Butterflies and Helicopters

July 9, 2014

I’m doing as much as I know how to attract butterflies to my garden. For example, I’ve planted a butterfly bush and milkweed plants. I do this because these plants are supposed to attract butterflies and bees, and I know butterflies and bees are essential to producing vegetables.
One of the greatest miracles any person can observe is to watch a butterfly emerge from a cocoon. It was as wondrous to me last summer as the first time I saw it occur when I was a young child, when I first saw a butterfly emerge with damp, shriveled wings. 
I was told then that we shouldn’t interfere, that we shouldn’t help the butterfly escape the cocoon and shouldn’t help spread the wings. We had to let the butterfly struggle. We were instructed that the struggle would give strength to the wings, and that would be essential to the butterfly’s survival.
Childhood is much like this, but too often helicopter parents intervene and interfere with the growth process and, ultimately, weaken their children’s ability to fend for themselves, to overcome adversity and to take flight.
Helicopter parents endanger our butterfly children.

Seeking Serious Solutions

April 13, 2018

Too much time is being spent on season-ending tournaments, and too little time on the regular season, and practice, and making sports heathier, and promoting student engagement, and the role of sports in schools.

There are exceptions, of course.

  • The Michigan High School Athletic Association Soccer Committee is a rarity, expressing that there may be too much competition and not enough practice and rest in school-based soccer.

  • The MHSAA Competitive Cheer Committee is constantly looking for the right balance of athleticism and safety – a blend that will challenge the best and grow the sport among the rest.

  • The MHSAA Junior High/Middle School Committee is tackling large, tough topics and beginning to make culture-changing proposals to carry the brand of school sports to younger students.

These are examples of the conversations of which all school-based sports leaders must have much more.

Because our standing committees have often failed us and spent too much time on matters of too little consequence, the MHSAA has often resorted to special task forces or work groups to help get necessary things done.

  • This is how Michigan got ahead of the curve on the length of football practices and the amount of contact. A task force was appointed when the football coaches association and the MHSAA Football Committee were ineffective.

  • Years ago, it wasn’t a standing committee but a work group that brought us the eligibility advancement provision for overage 8th-graders.

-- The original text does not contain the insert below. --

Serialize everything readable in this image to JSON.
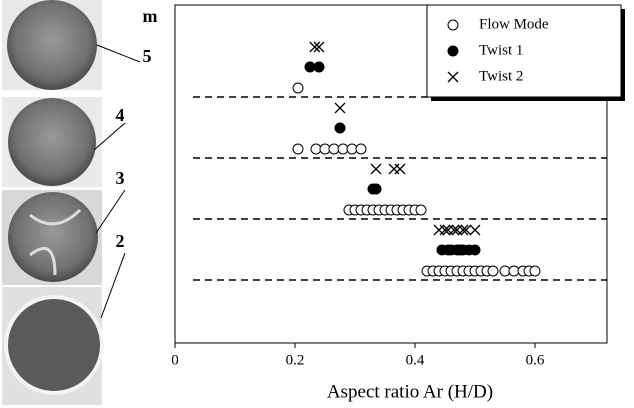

  • That’s how cooperative programs came to our state.

  • That’s how we got coaches education started, and it’s how we extended coaches education to apply to more coaches on more topics.

  • This is how we are making progress now – a Task Force on Multi-Sport Participation, and a Work Group on the Transfer Rule.

We need more of this – small groups diving deeply into topics over multiple meetings. Educational athletics has significant problems that require serious solutions, and new strategies for seeking those solutions.